Moreno non era un difensore di quelli che cercavano la rissa; era un esteta della chiusura, un architetto del tempismo. Lo vedevi scivolare sull'erba del San Paolo con una precisione chirurgica, togliendo il pallone all’avversario come se gli stesse sfilando un peso dalle tasche, senza quasi spettinarsi. C’era una sorta di amorevole dedizione nel suo modo di marcare: non un assalto, ma un abbraccio d’acciaio che non lasciava scampo.

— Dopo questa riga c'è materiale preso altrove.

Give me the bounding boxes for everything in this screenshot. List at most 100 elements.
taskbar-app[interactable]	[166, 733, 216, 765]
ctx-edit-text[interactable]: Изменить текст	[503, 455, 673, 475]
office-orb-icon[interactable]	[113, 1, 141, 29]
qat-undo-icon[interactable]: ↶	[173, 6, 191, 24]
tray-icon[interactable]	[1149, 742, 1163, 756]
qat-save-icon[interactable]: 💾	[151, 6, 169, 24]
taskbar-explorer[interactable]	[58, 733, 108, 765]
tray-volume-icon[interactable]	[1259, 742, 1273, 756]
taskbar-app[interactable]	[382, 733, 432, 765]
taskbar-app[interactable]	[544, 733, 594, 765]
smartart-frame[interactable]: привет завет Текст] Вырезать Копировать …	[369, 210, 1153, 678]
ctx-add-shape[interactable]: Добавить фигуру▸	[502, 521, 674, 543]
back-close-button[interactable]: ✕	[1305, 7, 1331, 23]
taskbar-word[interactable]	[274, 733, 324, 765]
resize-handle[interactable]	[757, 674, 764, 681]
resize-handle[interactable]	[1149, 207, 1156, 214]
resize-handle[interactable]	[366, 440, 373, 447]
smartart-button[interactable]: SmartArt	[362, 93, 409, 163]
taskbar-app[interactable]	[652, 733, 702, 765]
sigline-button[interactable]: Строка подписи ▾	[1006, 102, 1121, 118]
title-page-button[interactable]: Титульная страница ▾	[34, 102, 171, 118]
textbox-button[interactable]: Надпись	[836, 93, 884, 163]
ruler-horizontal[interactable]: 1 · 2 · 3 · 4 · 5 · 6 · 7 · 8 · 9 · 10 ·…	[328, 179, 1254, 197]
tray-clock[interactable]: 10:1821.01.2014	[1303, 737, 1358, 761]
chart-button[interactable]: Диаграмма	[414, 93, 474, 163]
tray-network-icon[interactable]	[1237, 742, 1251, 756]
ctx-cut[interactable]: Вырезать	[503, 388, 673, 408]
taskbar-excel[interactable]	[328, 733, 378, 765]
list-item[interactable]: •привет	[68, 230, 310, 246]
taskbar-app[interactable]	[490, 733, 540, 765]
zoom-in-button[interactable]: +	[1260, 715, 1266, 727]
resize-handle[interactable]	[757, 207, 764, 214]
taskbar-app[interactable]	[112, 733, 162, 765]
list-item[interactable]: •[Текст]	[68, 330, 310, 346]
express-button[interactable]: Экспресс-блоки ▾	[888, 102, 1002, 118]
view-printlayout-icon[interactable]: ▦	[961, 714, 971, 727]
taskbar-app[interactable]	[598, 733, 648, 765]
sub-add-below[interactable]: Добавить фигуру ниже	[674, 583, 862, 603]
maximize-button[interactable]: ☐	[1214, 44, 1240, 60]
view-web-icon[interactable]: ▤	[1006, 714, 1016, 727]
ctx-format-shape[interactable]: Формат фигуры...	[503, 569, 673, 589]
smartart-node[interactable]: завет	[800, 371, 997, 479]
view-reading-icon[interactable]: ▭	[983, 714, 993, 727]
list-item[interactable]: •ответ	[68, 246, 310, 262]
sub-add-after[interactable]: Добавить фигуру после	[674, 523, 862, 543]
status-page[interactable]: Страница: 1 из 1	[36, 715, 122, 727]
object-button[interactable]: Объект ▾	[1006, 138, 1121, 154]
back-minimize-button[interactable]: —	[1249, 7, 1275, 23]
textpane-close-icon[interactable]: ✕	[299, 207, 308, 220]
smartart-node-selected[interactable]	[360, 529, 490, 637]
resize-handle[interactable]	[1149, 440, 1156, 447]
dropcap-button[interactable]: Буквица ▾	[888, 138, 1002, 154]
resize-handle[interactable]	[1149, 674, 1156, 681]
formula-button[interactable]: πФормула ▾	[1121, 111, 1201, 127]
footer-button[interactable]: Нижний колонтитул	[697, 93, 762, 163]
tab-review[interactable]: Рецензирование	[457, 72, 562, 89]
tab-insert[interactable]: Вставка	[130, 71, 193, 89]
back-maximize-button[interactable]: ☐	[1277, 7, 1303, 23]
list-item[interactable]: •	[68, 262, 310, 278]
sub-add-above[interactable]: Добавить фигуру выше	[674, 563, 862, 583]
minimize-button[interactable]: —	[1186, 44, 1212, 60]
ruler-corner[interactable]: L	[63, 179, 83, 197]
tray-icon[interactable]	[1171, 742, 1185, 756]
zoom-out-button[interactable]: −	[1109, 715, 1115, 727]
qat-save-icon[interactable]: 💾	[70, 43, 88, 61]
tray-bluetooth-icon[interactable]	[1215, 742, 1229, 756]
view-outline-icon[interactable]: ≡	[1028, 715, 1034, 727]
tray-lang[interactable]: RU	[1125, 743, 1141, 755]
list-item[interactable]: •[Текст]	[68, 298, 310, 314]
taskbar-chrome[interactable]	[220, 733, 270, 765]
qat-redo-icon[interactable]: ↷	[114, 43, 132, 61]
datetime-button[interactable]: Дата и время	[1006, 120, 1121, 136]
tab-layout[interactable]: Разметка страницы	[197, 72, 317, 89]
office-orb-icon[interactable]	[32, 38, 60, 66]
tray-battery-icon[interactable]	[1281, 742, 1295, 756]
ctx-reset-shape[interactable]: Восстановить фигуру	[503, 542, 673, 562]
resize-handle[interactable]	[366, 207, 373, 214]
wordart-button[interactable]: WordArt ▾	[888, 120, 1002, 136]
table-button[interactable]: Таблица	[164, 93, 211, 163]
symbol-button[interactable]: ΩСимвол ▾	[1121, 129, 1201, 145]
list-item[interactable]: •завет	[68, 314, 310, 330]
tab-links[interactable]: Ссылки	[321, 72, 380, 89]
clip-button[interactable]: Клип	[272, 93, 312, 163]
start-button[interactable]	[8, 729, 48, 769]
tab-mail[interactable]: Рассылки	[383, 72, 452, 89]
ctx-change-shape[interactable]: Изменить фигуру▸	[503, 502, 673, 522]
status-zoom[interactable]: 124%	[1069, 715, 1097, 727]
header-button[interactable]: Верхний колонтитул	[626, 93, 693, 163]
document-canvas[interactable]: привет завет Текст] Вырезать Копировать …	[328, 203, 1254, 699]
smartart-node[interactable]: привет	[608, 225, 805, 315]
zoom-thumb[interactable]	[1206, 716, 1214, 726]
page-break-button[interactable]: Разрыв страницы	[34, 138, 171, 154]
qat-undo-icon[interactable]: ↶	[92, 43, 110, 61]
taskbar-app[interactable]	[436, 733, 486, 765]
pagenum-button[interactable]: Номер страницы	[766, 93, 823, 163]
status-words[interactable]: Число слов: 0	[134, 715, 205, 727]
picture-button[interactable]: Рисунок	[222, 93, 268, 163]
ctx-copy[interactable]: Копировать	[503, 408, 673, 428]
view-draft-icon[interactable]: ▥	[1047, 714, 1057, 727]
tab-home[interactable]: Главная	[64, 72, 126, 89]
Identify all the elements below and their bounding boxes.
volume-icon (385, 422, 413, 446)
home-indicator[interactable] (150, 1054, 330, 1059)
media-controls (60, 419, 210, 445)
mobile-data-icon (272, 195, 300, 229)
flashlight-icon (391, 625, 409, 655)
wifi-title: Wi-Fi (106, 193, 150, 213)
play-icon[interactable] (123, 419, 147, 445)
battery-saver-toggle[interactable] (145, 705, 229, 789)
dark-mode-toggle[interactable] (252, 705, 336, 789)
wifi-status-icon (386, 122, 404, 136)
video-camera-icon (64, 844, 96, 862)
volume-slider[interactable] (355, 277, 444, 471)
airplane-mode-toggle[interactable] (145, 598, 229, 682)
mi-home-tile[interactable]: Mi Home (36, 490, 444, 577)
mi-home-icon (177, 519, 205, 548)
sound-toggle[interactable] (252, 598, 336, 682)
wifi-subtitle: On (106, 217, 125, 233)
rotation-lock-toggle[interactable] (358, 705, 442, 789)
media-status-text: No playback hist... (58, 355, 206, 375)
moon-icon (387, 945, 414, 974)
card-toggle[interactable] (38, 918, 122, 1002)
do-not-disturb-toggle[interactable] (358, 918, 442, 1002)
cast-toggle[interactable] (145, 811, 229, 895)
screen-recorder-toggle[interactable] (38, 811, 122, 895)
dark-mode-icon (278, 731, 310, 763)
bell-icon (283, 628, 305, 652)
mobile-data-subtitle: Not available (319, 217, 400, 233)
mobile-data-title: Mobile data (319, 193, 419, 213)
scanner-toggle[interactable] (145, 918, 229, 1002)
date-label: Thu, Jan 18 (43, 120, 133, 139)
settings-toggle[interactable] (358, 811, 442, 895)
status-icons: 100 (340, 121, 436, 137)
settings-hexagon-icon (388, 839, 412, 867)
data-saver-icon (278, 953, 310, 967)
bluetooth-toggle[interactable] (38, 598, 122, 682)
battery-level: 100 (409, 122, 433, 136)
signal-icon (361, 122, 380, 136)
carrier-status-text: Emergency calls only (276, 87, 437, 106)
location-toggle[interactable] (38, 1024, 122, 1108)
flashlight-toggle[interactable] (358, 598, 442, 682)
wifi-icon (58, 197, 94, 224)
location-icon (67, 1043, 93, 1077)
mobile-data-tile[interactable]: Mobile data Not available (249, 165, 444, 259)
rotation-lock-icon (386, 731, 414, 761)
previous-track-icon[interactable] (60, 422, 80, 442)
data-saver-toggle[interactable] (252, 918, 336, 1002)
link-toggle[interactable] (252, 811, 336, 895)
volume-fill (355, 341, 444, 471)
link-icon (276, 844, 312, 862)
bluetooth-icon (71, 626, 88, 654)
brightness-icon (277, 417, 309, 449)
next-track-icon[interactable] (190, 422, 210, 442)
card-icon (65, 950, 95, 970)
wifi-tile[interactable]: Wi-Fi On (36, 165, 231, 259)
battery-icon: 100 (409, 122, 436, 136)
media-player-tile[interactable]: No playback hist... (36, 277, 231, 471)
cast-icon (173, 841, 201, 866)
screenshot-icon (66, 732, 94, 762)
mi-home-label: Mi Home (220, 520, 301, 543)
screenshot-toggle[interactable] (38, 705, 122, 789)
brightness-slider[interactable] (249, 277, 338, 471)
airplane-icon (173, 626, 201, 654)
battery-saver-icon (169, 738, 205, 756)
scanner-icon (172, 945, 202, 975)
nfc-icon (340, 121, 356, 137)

Undici anni di vita cuciti addosso a una maglia che allora pesava quintali. Ha vissuto la polvere e le domeniche amare, portando la croce quando il Napoli era un gigante ferito che cercava di rialzarsi. Poi, finalmente, la luce. Quel tricolore del 1987 non è stato solo un trofeo, ma il coronamento di una fedeltà rara, quasi d'altri tempi. È stato il giusto premio per l'uomo che ha saputo aspettare la bellezza senza mai tradire l'impegno.Ancora oggi, a chiudere gli occhi, lo si rivede correre verso la curva, con quel volto pulito da bravo ragazzo che aveva appena finito di proteggere la nostra casa. Ferrario è stato il battito regolare del cuore azzurro: meno appariscente dei fuochi d'artificio, ma essenziale come il respiro. Un pezzo di pane e di storia che Napoli custodisce gelosamente, come si fa con i ricordi più cari, quelli che non hanno bisogno di troppe parole perché profumano ancora di cuoio, sudore e gloria.